The Amber Room by Steve Berry

I enjoy Russian history a lot, so when my mom lent me this book, I was eager to read it despite it not being a genre I generally read. I'm not even sure what to call it. Fiction Thriller? It's very much in the vein of The DaVinci code. I don't know if that book's popularity has created its own sub-genre yet or not.

I thought Berry's prose was pretty tight. It was a fast read with a spare style that I quite enjoyed. I will say that it was obviously written by a man. And I don't mean that in any sort of derogatory way. It's just that I generally read women authors and stylistically (in the stuff I've read), the gender divide in prose is pretty pronounced. At one point, he used the term "inviting crotch" to describe a woman's appeal. That did make me cringe. But I'm also not too fond of "velvet swords" either.

I thought the history of the Amber Room was handled very well within the plot of the book. It felt as though Berry really went out of his way to include a good deal of historical fact and as someone who enjoys Russian history, I liked that. As a reader, I enjoyed that Berry managed to convey the information without having his characters turn into talking heads.

The fictional story itself was okay. Not great. Not awful, just okay, though it did really wane toward the end of the book. And let me clarify that by wane, I mean in interest. I felt the book went from having some pretty compelling, realistic characters to being off the charts absurd action.
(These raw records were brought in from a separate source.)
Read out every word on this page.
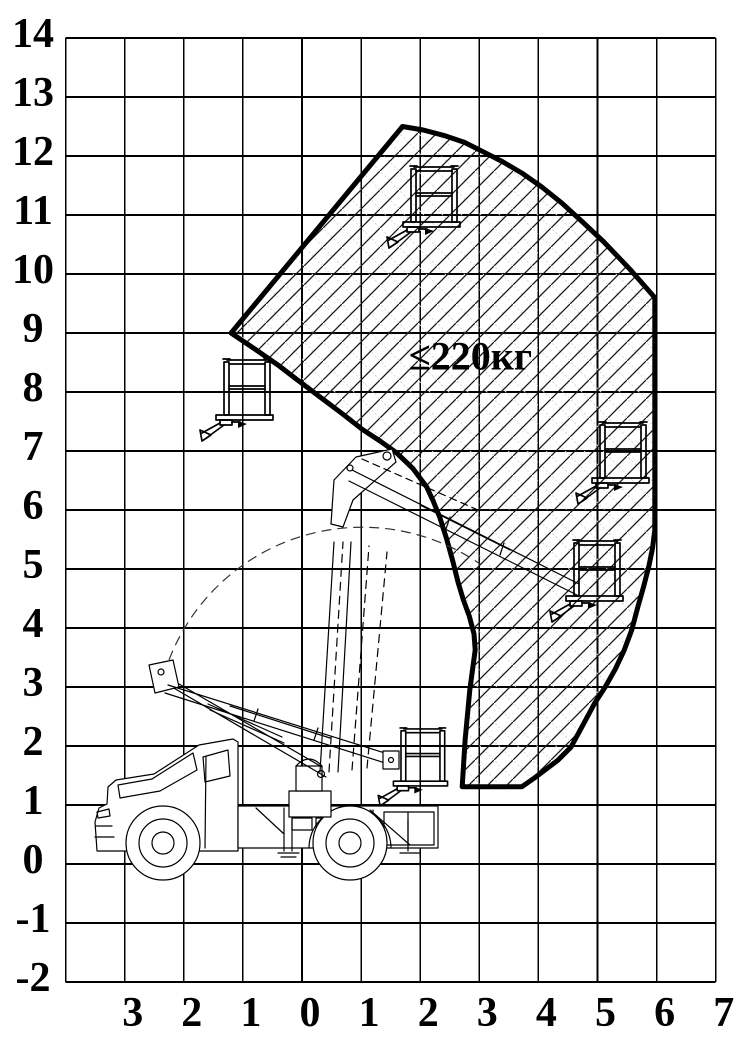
3 2 1 0 1 2 3 4 5 6 7
14
13
12
11
10
9
8
7
6
5
4
3
2
1
0
-1
-2
≤220кг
The book ostensibly centers around the Cutler family, Rachel and Paul (divorced), their children and both of their deceased (and possibly murdered) parents. Truth be told, the Cutlers don't get the majority of the plot time. There is a lot of plot involving this secret society of European billionaire art collectors and their staff.

All of the connections between the characters were messy. It seemed there was a push-pull between every set of characters. I'm not sure if that was realistic, or just sloppy. Most of the characters were working on their own agendas. I found it interesting that while the male characters could quite cheerfully smile and laugh with each other and then turn around and stab one another in the back, none of them ever seemed to take it personally. The female characters were every bit as self-involved and murderous, but the readers were often privy to them thinking of each other as bitches and whores. That didn't particularly impress me.

The historical perspective on the Amber Room was well done. All in all, it was a decent read even if I did roll an eye or two toward the end.